Many optimization problems that model the essential issues of important real‐world decision making are computationally intractable. Therefore, a practical approach for solving such problems is to employ heuristic techniques that find nearly optimal solutions within a reasonable amount of computation time.
Improvement algorithms
generally start with a feasible solution and iteratively try to obtain a better solution. Neighborhood search algorithms, which are alternatively called
local search algorithms
, are a wide class of improvement algorithms where at each iteration an improving solution is found by searching a “neighborhood” of the current solution. A critical issue in the design of a neighborhood search algorithm is defining what solutions constitute the neighborhood of a solution. As a rule of thumb, the larger the neighborhood, the better is the quality of the locally optimal solutions, including the final solution selected upon termination. Similarly, the larger the neighborhood, the longer it takes to search the neighborhood.

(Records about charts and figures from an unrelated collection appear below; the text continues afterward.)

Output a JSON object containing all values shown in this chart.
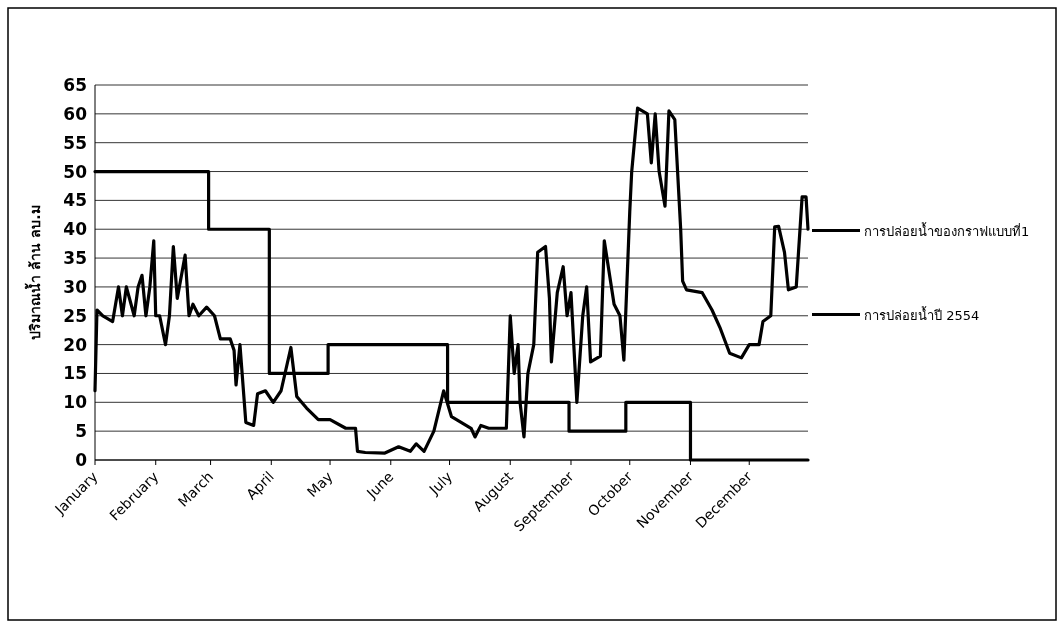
{
  "chart_data": {
    "type": "line",
    "ylabel": "ปริมาณน้ำ ล้าน ลบ.ม",
    "xlim": [
      "--01-01",
      "--12-31"
    ],
    "ylim": [
      0,
      65
    ],
    "xticks": [
      {
        "value": "--01-01",
        "label": "January"
      },
      {
        "value": "--02-01",
        "label": "February"
      },
      {
        "value": "--03-01",
        "label": "March"
      },
      {
        "value": "--04-01",
        "label": "April"
      },
      {
        "value": "--05-01",
        "label": "May"
      },
      {
        "value": "--06-01",
        "label": "June"
      },
      {
        "value": "--07-01",
        "label": "July"
      },
      {
        "value": "--08-01",
        "label": "August"
      },
      {
        "value": "--09-01",
        "label": "September"
      },
      {
        "value": "--10-01",
        "label": "October"
      },
      {
        "value": "--11-01",
        "label": "November"
      },
      {
        "value": "--12-01",
        "label": "December"
      }
    ],
    "yticks": [
      0,
      5,
      10,
      15,
      20,
      25,
      30,
      35,
      40,
      45,
      50,
      55,
      60,
      65
    ],
    "grid": "y",
    "legend": "right",
    "series": [
      {
        "name": "การปล่อยน้ำของกราฟแบบที่1",
        "type": "step",
        "color": "#000000",
        "x": [
          "--01-01",
          "--02-28",
          "--03-31",
          "--04-30",
          "--06-30",
          "--08-31",
          "--09-29",
          "--11-01",
          "--12-31"
        ],
        "values": [
          50,
          40,
          15,
          20,
          10,
          5,
          10,
          0,
          0
        ]
      },
      {
        "name": "การปล่อยน้ำปี 2554",
        "color": "#000000",
        "x": [
          "--01-01",
          "--01-02",
          "--01-05",
          "--01-10",
          "--01-13",
          "--01-15",
          "--01-17",
          "--01-21",
          "--01-23",
          "--01-25",
          "--01-27",
          "--01-29",
          "--01-31",
          "--02-01",
          "--02-03",
          "--02-06",
          "--02-08",
          "--02-10",
          "--02-12",
          "--02-16",
          "--02-18",
          "--02-20",
          "--02-23",
          "--02-27",
          "--03-03",
          "--03-06",
          "--03-11",
          "--03-13",
          "--03-14",
          "--03-16",
          "--03-19",
          "--03-23",
          "--03-25",
          "--03-29",
          "--04-02",
          "--04-06",
          "--04-11",
          "--04-14",
          "--04-19",
          "--04-25",
          "--05-01",
          "--05-09",
          "--05-14",
          "--05-15",
          "--05-19",
          "--05-29",
          "--06-05",
          "--06-11",
          "--06-14",
          "--06-18",
          "--06-23",
          "--06-28",
          "--07-02",
          "--07-12",
          "--07-14",
          "--07-17",
          "--07-21",
          "--07-30",
          "--08-01",
          "--08-03",
          "--08-05",
          "--08-06",
          "--08-08",
          "--08-10",
          "--08-13",
          "--08-15",
          "--08-19",
          "--08-21",
          "--08-22",
          "--08-25",
          "--08-28",
          "--08-30",
          "--09-01",
          "--09-04",
          "--09-07",
          "--09-09",
          "--09-11",
          "--09-16",
          "--09-18",
          "--09-23",
          "--09-26",
          "--09-28",
          "--10-01",
          "--10-02",
          "--10-05",
          "--10-10",
          "--10-12",
          "--10-14",
          "--10-16",
          "--10-19",
          "--10-21",
          "--10-24",
          "--10-27",
          "--10-28",
          "--10-30",
          "--11-07",
          "--11-12",
          "--11-16",
          "--11-21",
          "--11-27",
          "--12-01",
          "--12-06",
          "--12-08",
          "--12-12",
          "--12-14",
          "--12-16",
          "--12-19",
          "--12-21",
          "--12-25",
          "--12-28",
          "--12-30",
          "--12-31"
        ],
        "values": [
          12,
          26,
          25,
          24,
          30,
          25,
          30,
          25,
          30,
          32,
          25,
          30,
          38,
          25,
          25,
          20,
          25,
          37,
          28,
          35.5,
          25,
          27,
          25,
          26.5,
          25,
          21,
          21,
          19,
          13,
          20,
          6.5,
          6,
          11.5,
          12,
          10,
          12,
          19.5,
          11,
          9,
          7,
          7,
          5.5,
          5.5,
          1.5,
          1.3,
          1.2,
          2.3,
          1.5,
          2.8,
          1.5,
          5,
          12,
          7.5,
          5.5,
          4,
          6,
          5.5,
          5.5,
          25,
          15,
          20,
          10,
          4,
          15,
          20,
          36,
          37,
          28,
          17,
          29,
          33.5,
          25,
          29,
          10,
          25,
          30,
          17,
          18,
          38,
          27,
          25,
          17.3,
          43,
          50,
          61,
          60,
          51.5,
          60,
          50,
          44,
          60.5,
          59,
          40,
          31,
          29.5,
          29,
          26,
          23,
          18.5,
          17.7,
          20,
          20,
          24,
          25,
          40.4,
          40.5,
          36,
          29.5,
          30,
          45.6,
          45.6,
          40
        ]
      }
    ]
  }
}
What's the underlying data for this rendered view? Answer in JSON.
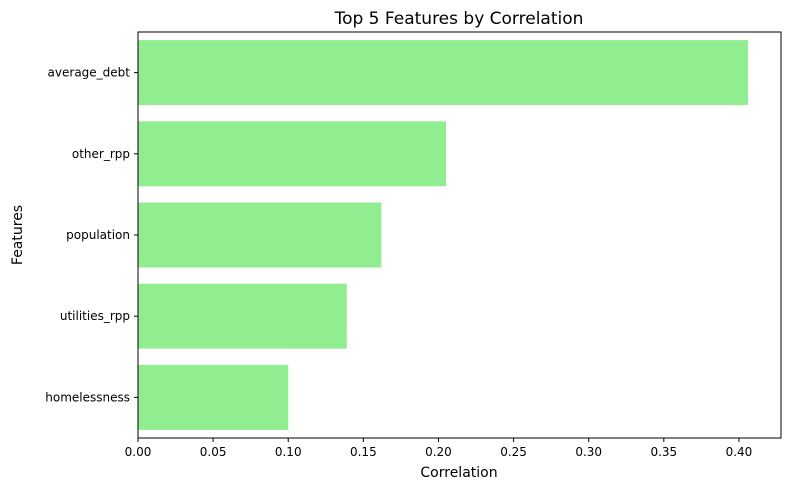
{
  "chart_data": {
    "type": "bar",
    "orientation": "horizontal",
    "title": "Top 5 Features by Correlation",
    "xlabel": "Correlation",
    "ylabel": "Features",
    "categories": [
      "average_debt",
      "other_rpp",
      "population",
      "utilities_rpp",
      "homelessness"
    ],
    "values": [
      0.406,
      0.205,
      0.162,
      0.139,
      0.1
    ],
    "xlim": [
      0,
      0.428
    ],
    "xticks": [
      0.0,
      0.05,
      0.1,
      0.15,
      0.2,
      0.25,
      0.3,
      0.35,
      0.4
    ],
    "xtick_labels": [
      "0.00",
      "0.05",
      "0.10",
      "0.15",
      "0.20",
      "0.25",
      "0.30",
      "0.35",
      "0.40"
    ],
    "bar_color": "#90ee90",
    "grid": false,
    "legend": "none"
  }
}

Thus, a larger neighborhood does not necessarily produce a more effective heuristic unless one can search the larger neighborhood efficiently. This article concentrates on neighborhood search algorithms where the size of the neighborhood is “very large” with respect to the size of the input data and the neighborhood can be searched efficiently. We survey three broad classes of very large‐scale neighborhood (VLSN) search algorithms: variable‐depth methods in which large neighborhoods are searched heuristically, large neighborhoods that are searched by solving a constrained minimum–cost flow problem, and other situations that give rise to efficiently searchable large neighborhoods.